FOAM is both a material and an acronym to us. We love to use open cell Foam as an insulation material, it is unparalled in its abilities. When we use all caps as in FOAM it refers to what we call Fully Optimized Arctic Management, as such it is a system approach to clothing, shelter and existing in the cold that allows long term living, while dealing with moisture, food, water, warmth, sanitation, and safety.
Many of us could deal with some terrible situations in the short term, the real trial comes when a person must live out some trouble for an extended period of time, every day becomes more crucial and difficult. Here is the test of whether a workable system has been established, there must be no deterioration in quality of life after a day, two days, a week, etc. Let me give a quick example. While testing some versions of the Wilderness Mattress I would lay on it in my shirt for a period of time, carefully monitoring my body temperature. At first I felt colder due to the mattress bedding material being cold, the ambient temperature, as I lay there I was watching for some feeling of warming and once that occurred making sure no cold feeling was creeping in. If I felt any of this in an hours time, there was no way I would be comfortable through a night. When you are testing gear short term for use in longer term you have to be very sensitive to monitor change in the direction of degradation. Ideally you want to maintain yourself with no loss, if you can reach that equalibrium, you are on your way to long term cold weather living or FOAM.

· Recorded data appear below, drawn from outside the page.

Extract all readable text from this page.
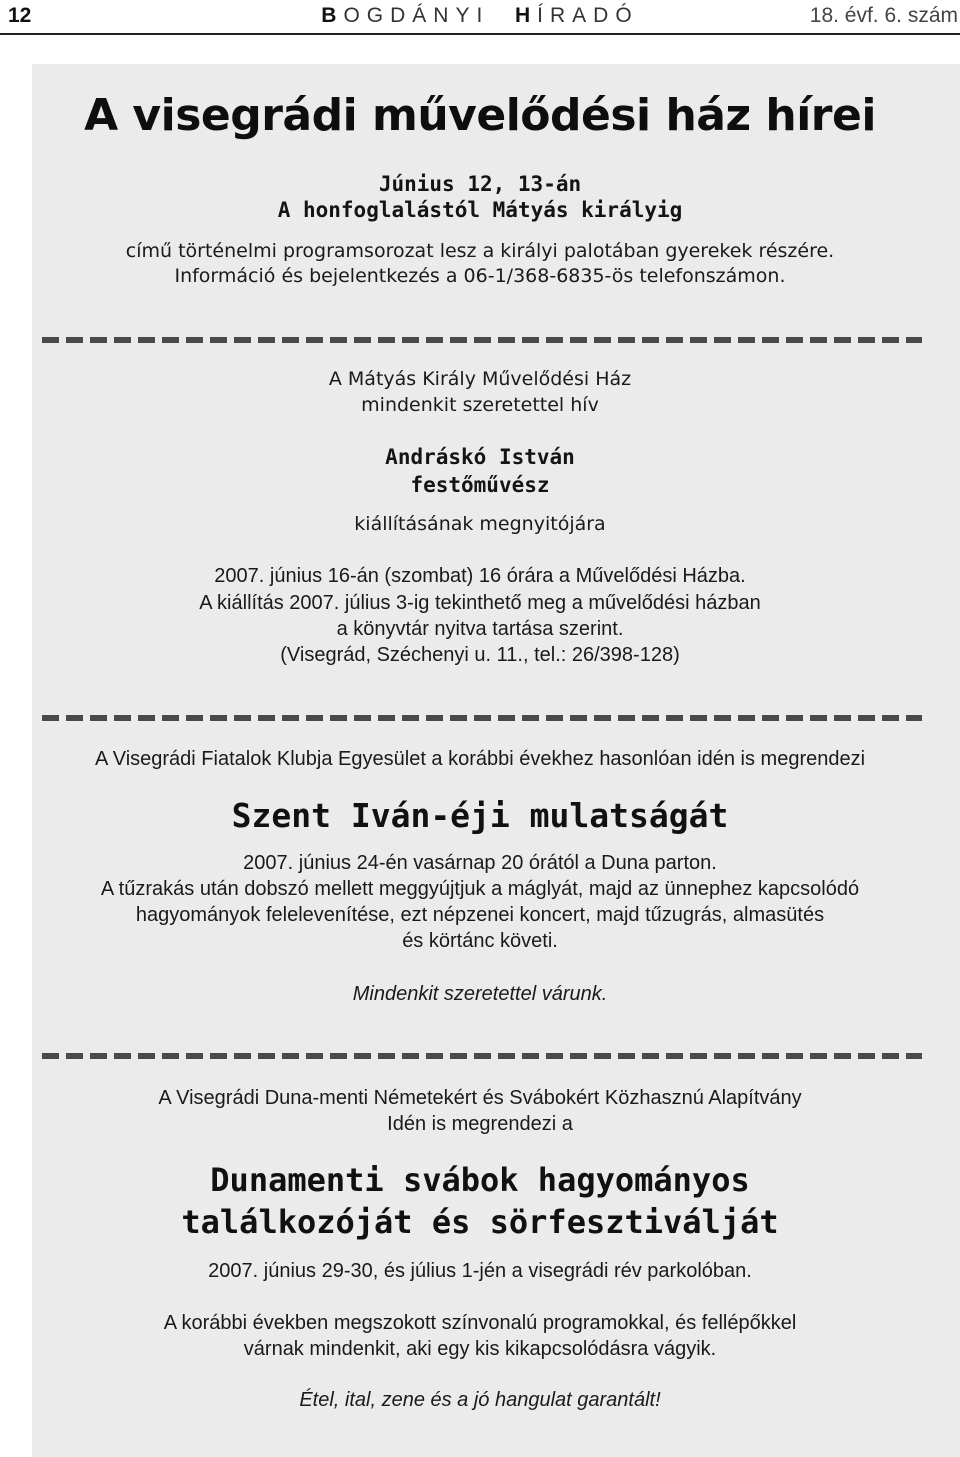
12	BOGDÁNYI HÍRADÓ	18. évf. 6. szám

A visegrádi művelődési ház hírei

Június 12, 13-án

A honfoglalástól Mátyás királyig

című történelmi programsorozat lesz a királyi palotában gyerekek részére.

Információ és bejelentkezés a 06-1/368-6835-ös telefonszámon.

A Mátyás Király Művelődési Ház

mindenkit szeretettel hív

Andráskó István

festőművész

kiállításának megnyitójára

2007. június 16-án (szombat) 16 órára a Művelődési Házba.

A kiállítás 2007. július 3-ig tekinthető meg a művelődési házban

a könyvtár nyitva tartása szerint.

(Visegrád, Széchenyi u. 11., tel.: 26/398-128)

A Visegrádi Fiatalok Klubja Egyesület a korábbi évekhez hasonlóan idén is megrendezi

Szent Iván-éji mulatságát

2007. június 24-én vasárnap 20 órától a Duna parton.

A tűzrakás után dobszó mellett meggyújtjuk a máglyát, majd az ünnephez kapcsolódó

hagyományok felelevenítése, ezt népzenei koncert, majd tűzugrás, almasütés

és körtánc követi.

Mindenkit szeretettel várunk.

A Visegrádi Duna-menti Németekért és Svábokért Közhasznú Alapítvány

Idén is megrendezi a

Dunamenti svábok hagyományos

találkozóját és sörfesztiválját

2007. június 29-30, és július 1-jén a visegrádi rév parkolóban.

A korábbi években megszokott színvonalú programokkal, és fellépőkkel

várnak mindenkit, aki egy kis kikapcsolódásra vágyik.

Étel, ital, zene és a jó hangulat garantált!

Let’s look at applying this to winter sleeping systems.
First of all, why do I call them sleeping systems? In the summer or milder conditions you can get by with practically nothing in the way of gear, but in winter it is imperative that you maintain your core body temperature, that is primary. Secondary to that, you need to have some degree of comfort, this in order to obtain satisfactory rest. Your body needs to rest and rebuild and good sleep is important for that to occur. Usually we just think of getting through the night but with FOAM we want to not only stay warm but also comfortable, doing this well means we can stay out for an unlimited amount of time.

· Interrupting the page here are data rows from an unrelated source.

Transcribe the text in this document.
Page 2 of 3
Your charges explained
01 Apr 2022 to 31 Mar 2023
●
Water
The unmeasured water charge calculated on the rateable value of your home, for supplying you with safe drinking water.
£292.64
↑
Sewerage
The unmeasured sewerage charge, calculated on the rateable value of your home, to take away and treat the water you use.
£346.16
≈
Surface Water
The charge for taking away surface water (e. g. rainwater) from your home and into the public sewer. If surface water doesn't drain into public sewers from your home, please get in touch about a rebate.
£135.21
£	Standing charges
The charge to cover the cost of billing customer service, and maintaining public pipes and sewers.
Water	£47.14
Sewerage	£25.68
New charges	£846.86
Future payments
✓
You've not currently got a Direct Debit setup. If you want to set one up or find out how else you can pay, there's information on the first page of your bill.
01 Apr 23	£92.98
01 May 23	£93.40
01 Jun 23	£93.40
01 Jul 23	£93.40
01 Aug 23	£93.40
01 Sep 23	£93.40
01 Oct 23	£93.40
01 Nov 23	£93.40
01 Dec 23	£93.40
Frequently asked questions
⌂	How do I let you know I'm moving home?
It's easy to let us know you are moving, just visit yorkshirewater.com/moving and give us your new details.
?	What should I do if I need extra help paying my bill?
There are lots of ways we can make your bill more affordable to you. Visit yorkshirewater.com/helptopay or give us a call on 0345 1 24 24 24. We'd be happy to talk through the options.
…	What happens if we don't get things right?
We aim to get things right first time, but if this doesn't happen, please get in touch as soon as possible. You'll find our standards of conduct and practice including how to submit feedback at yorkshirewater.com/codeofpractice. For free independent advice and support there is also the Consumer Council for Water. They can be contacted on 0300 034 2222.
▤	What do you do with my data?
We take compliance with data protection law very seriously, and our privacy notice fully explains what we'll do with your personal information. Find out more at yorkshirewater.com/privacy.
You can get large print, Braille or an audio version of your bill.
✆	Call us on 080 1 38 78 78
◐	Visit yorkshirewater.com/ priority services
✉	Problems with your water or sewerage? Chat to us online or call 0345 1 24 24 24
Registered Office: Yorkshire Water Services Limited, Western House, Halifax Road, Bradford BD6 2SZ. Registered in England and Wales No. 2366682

What about moisture? All winter clothing and sleeping gear absolutely needs to deal very effectively with moisture. Moisture has two sources, internal and external. You can use waterproof clothing and sleeping gear and get no moisture from the outside, but still get soaked. Your body is made mostly of water, body processes give off water which normally goes out into the air, if it cannot escape easily it becomes trapped in your sleeping bag and clothes and you get wet. An effective sleeping system should allow a person to go to bed damp and awake in the morning dry. Doing this means your condition will not degrade over time due to moisture build up.
What is a simple way to do this? Lets start with the bag. Here is what unquestionably works. A sleeping bag made with Foam as the insulator, and covered both sides with breathable nylon fabric. Here’s how it works, and I’ve done this many times, going to bed not just damp, but wet, soaked. I slide into my bag or Personal Survival Blanket. My body heat pushes moisture away from me, from my synthetic clothing and into my sleeping bag, it keeps pushing, since there is nothing to stop it, till it exits the bag. I have many times gone to bed wet and woke up in the morning dry, it really works. I don’t have to try to dry over a fire, I can use my body heat to do it.

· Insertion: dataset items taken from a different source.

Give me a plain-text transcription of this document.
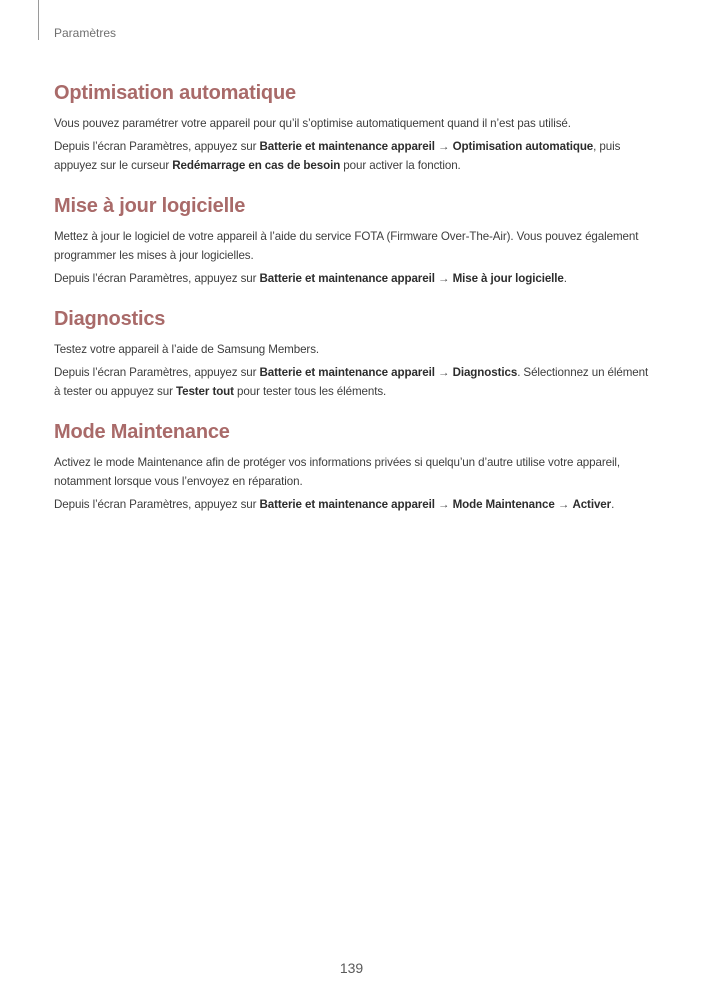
Paramètres

Optimisation automatique

Vous pouvez paramétrer votre appareil pour qu’il s’optimise automatiquement quand il n’est pas utilisé.

Depuis l’écran Paramètres, appuyez sur Batterie et maintenance appareil → Optimisation automatique, puis appuyez sur le curseur Redémarrage en cas de besoin pour activer la fonction.

Mise à jour logicielle

Mettez à jour le logiciel de votre appareil à l’aide du service FOTA (Firmware Over-The-Air). Vous pouvez également programmer les mises à jour logicielles.

Depuis l’écran Paramètres, appuyez sur Batterie et maintenance appareil → Mise à jour logicielle.

Diagnostics

Testez votre appareil à l’aide de Samsung Members.

Depuis l’écran Paramètres, appuyez sur Batterie et maintenance appareil → Diagnostics. Sélectionnez un élément à tester ou appuyez sur Tester tout pour tester tous les éléments.

Mode Maintenance

Activez le mode Maintenance afin de protéger vos informations privées si quelqu’un d’autre utilise votre appareil, notamment lorsque vous l’envoyez en réparation.

Depuis l’écran Paramètres, appuyez sur Batterie et maintenance appareil → Mode Maintenance → Activer.

139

We’ll cover in detail the whole system in videos, blogs, and training material, but here for now is a brief of the whole system. A sleeping bag as described above, lays on a foam pad, which lays on a moisture handling cloth of nylon, and the whole setup is inside a plastic or fabric tube. Moisture moving downward passes through the bag, the pad and freezes in the nylon cloth which is shaken out in the morning ridding it of water crystals. Moisture moving upward passes through the bag and on contact with the tube material freezes into ice crystals, which are shaken out in the morning. Freeze dried.
This is a simple but perfectly effective system for sleeping an extended period of time in cold conditions.